For this project, he was able to use Apple’s iTunes API which includes streaming data from Apple Music. Xander narrowed his data down to songs streamed in the United States during September 2017 so that he could work with a manageable data set. After downloading the data, he shared what he saw, “each row was an instance of a stream of one of our songs; however, the only identifiable information in this original data set was the Apple ID for that song. There was no artist name, no song title, no album name.”

He was able to pair this data up with another data set that mapped Apple IDs to song title and artist name. To gain insights into hot markets, he paired the zip code data from Apple with a dataset that maps zip codes to latitude and longitude coordinates and then mapped that to a dataset with cities and states.

He used plyr, dplyr, and tidyverse to manipulate the data. He used magrittr to create pipelines for passing data around to different functions.

The Visualizations

Xander’s goal for this project was to create a “fast aggregator and visualizer” for information that can drive decisions at the record label.
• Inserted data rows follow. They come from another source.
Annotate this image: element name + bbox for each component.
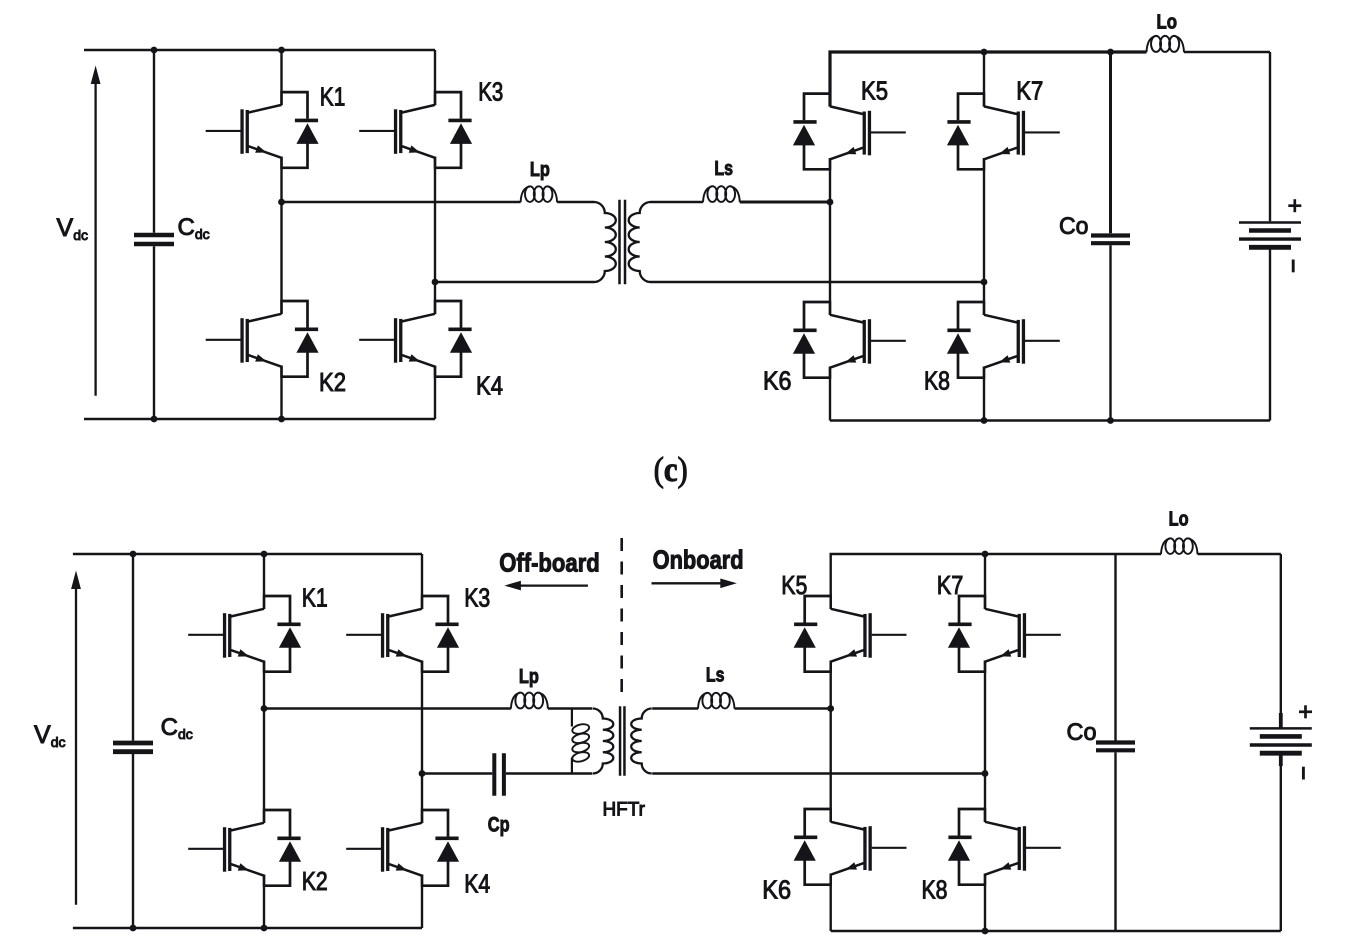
svg-text:Lo: Lo <box>1169 508 1189 531</box>
svg-text:K8: K8 <box>924 366 950 396</box>
svg-text:K3: K3 <box>478 77 503 107</box>
svg-text:Off-board: Off-board <box>499 548 600 578</box>
svg-text:Ls: Ls <box>714 157 733 180</box>
svg-text:Onboard: Onboard <box>653 545 744 575</box>
svg-text:K5: K5 <box>861 75 888 105</box>
svg-text:Lp: Lp <box>519 665 539 688</box>
svg-text:K4: K4 <box>476 371 503 401</box>
svg-text:Co: Co <box>1067 719 1097 746</box>
svg-text:(c): (c) <box>654 450 688 489</box>
svg-text:K5: K5 <box>781 570 807 600</box>
svg-text:K1: K1 <box>320 81 346 111</box>
svg-text:HFTr: HFTr <box>603 800 646 821</box>
svg-text:Lp: Lp <box>530 158 550 181</box>
svg-text:K2: K2 <box>319 367 346 397</box>
svg-text:K7: K7 <box>937 570 964 600</box>
svg-text:K6: K6 <box>763 366 792 396</box>
svg-text:K4: K4 <box>464 869 490 899</box>
svg-text:K3: K3 <box>464 582 490 612</box>
svg-text:Lo: Lo <box>1157 11 1178 34</box>
svg-text:Co: Co <box>1059 213 1089 240</box>
svg-text:Cp: Cp <box>488 814 510 837</box>
svg-text:K8: K8 <box>922 875 948 905</box>
svg-text:K7: K7 <box>1016 75 1043 105</box>
svg-text:K2: K2 <box>302 866 328 896</box>
svg-text:K6: K6 <box>762 875 791 905</box>
svg-text:Ls: Ls <box>706 664 725 687</box>
svg-text:K1: K1 <box>302 582 328 612</box>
Artist managers and marketers at the label want easy-to-use tools where they can find answers quickly to inform their decisions. To achieve this, he made sure his visualizations were clean and understandable. He utilized ggplot2 to create line charts and bar graphs. He used a map of the United States to show where songs were being played.

The Results

A song by song comparison of stream counts.

Song by Song comparison between the artists Aaron Cole and Grits

Hot market comparison for two artist.

Market comparison between two artists

Xander will be building upon this project for his final capstone which he hopes to deploy for internal use at Gotee Records.